You know, then maybe don't sell the pattern if you don't want someone making it?
Does that apply to music as well? "If you don't want someone using your song, don't sell the sheet music." But that doesn't apply, because selling the sheet music doesn't give the buyer the rights to perform the song in any and all circumstances. Musicians can choose how to license their song. They can sell the sheet music for people to play in their own home, but not use the song on the soundtrack of a motion picture.
How is the pattern of notes showing how to construct a song different from a pattern showing how to make art out of crochet?
Is a pattern. In fact, it's the same basic start of a pattern most crochetters will run into when making any rounded shape such as a ball, egg, or beanie. It's copyrightable. Maybe not those 4 rows, mind you, but the pattern in its entirety.
No, it probably isn't copyrightable. You can't copyright the design of a utility item. Hats, blankets, socks, etc. You can't copyright how to construct a basic utility item. You can't copyright how to make a blanket. You can copyright a quilt that looks like an original artwork when pieced together. Both the pattern and the resulting art could be copywritten, and presumably the rights holder should have just as much control over what could be produced from the pattern as someone licensing rights to a photograph or clip art.

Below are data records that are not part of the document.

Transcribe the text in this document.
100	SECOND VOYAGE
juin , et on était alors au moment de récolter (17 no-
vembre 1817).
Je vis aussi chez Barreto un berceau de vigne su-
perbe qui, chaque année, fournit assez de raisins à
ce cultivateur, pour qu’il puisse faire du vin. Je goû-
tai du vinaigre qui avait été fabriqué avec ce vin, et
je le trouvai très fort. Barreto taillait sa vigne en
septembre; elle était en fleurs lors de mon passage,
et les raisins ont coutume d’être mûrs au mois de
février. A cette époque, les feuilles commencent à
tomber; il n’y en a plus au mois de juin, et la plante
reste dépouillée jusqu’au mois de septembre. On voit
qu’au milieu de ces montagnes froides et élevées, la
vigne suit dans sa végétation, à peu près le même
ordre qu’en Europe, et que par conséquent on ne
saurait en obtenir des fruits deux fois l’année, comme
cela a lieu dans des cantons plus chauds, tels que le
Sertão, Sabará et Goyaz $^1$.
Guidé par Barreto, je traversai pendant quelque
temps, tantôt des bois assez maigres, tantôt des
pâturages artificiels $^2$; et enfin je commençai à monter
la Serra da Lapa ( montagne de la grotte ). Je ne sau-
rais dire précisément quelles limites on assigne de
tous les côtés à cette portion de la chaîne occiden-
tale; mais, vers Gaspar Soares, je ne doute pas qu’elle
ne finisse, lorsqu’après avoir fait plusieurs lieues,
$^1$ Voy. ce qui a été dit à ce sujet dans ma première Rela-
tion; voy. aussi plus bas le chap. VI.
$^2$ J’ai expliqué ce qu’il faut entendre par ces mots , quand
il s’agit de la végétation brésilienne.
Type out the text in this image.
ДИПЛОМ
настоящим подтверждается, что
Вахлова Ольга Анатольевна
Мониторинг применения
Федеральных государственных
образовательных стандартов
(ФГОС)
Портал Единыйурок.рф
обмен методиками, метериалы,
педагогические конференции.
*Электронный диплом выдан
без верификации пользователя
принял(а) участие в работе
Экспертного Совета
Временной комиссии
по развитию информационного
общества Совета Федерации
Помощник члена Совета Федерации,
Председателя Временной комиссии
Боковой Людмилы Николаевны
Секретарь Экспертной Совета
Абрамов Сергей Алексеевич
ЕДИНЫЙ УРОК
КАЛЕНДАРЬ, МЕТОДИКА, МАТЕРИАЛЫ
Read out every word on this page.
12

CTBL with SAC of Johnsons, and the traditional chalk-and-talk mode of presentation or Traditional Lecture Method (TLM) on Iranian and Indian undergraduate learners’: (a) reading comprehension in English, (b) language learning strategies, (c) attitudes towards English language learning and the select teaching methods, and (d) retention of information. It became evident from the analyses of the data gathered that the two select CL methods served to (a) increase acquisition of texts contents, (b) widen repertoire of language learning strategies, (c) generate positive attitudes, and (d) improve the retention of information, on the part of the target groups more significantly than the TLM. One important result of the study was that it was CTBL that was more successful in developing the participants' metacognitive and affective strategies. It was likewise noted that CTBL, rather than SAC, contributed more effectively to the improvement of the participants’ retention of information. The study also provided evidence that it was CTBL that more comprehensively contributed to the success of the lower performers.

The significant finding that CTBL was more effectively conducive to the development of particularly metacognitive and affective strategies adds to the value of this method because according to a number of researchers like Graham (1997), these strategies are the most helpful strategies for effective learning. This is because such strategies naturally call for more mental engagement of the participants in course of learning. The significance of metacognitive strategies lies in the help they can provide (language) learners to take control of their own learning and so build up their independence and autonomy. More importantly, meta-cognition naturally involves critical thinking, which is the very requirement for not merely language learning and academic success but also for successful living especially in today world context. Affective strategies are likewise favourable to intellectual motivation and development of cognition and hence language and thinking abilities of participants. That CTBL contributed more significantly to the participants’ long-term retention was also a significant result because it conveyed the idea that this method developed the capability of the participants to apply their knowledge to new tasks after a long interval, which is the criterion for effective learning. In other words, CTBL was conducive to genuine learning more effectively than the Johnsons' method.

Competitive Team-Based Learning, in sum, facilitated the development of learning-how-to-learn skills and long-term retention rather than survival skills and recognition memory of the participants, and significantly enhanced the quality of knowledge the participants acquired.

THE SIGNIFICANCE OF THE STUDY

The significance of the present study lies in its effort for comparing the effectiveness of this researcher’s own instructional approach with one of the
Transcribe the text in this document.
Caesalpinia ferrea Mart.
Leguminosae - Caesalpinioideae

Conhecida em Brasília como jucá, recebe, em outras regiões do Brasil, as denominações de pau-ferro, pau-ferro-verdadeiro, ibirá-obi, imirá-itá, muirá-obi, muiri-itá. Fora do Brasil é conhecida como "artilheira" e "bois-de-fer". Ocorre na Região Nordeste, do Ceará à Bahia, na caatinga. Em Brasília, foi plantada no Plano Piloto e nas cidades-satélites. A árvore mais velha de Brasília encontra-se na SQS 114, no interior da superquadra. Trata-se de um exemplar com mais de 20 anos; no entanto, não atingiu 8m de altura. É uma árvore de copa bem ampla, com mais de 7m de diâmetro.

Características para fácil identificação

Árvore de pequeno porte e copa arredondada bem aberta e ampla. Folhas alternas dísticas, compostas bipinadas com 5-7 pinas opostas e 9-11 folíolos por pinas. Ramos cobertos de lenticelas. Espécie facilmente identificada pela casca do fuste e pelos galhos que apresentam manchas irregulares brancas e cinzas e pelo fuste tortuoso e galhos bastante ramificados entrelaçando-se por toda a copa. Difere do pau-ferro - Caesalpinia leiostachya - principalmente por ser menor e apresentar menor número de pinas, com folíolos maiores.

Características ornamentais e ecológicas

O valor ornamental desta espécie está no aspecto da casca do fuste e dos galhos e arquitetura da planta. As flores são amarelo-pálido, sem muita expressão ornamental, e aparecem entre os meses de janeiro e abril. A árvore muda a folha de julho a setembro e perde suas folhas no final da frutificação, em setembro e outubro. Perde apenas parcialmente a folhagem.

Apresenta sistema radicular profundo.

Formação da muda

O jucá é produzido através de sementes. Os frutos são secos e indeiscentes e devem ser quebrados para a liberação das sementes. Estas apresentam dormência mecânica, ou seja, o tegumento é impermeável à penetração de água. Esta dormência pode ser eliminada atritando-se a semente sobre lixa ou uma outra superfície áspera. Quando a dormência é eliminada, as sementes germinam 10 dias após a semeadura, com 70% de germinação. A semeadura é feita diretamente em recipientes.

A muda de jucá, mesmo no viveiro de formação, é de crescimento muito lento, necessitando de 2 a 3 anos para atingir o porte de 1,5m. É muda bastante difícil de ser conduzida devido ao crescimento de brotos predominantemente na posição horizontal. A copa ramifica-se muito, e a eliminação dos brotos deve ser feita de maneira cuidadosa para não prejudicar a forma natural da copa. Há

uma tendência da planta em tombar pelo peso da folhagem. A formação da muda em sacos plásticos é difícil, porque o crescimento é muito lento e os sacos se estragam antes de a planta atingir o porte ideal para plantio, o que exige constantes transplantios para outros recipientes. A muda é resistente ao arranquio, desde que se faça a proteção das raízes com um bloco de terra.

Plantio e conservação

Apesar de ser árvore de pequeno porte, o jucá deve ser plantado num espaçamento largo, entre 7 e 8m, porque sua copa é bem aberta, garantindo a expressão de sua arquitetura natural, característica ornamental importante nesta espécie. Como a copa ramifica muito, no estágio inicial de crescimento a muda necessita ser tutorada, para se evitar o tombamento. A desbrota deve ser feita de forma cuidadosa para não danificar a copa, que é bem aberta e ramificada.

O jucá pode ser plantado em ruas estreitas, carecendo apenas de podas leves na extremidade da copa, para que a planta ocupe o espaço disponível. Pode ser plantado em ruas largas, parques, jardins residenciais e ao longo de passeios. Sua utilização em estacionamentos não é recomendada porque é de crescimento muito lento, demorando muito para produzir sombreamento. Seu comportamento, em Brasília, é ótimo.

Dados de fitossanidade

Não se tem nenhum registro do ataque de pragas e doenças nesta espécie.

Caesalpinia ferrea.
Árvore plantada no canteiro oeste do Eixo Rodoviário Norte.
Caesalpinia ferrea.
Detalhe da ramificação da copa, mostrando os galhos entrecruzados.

Utility designs aren't copyright, they're patents. What should be copyrightable is artistic design. A pattern that makes art, and you absolutely can copyright that, and someone copying the artwork is breaking copyright, no matter what medium they copy it in. I can't paint a picture of someone else's photograph and then sell it without being in potential violation of copyright. If someone has a pattern for a hat, unless they've got a novel way for a hat to function, they can't patent or copyright that. If someone has a pattern for a
unique art design for a hat, something that makes it a unique artistic work, and not just a utility item, then I think that should be respected.
Something like this is an artistic work, and shoudn't just be copied without respecting the original designer:
Something like the beanie you posted is a utility item, and that pattern can't be copyrighted. Maybe a specific color pattern could, but not the basic shape of a beanie.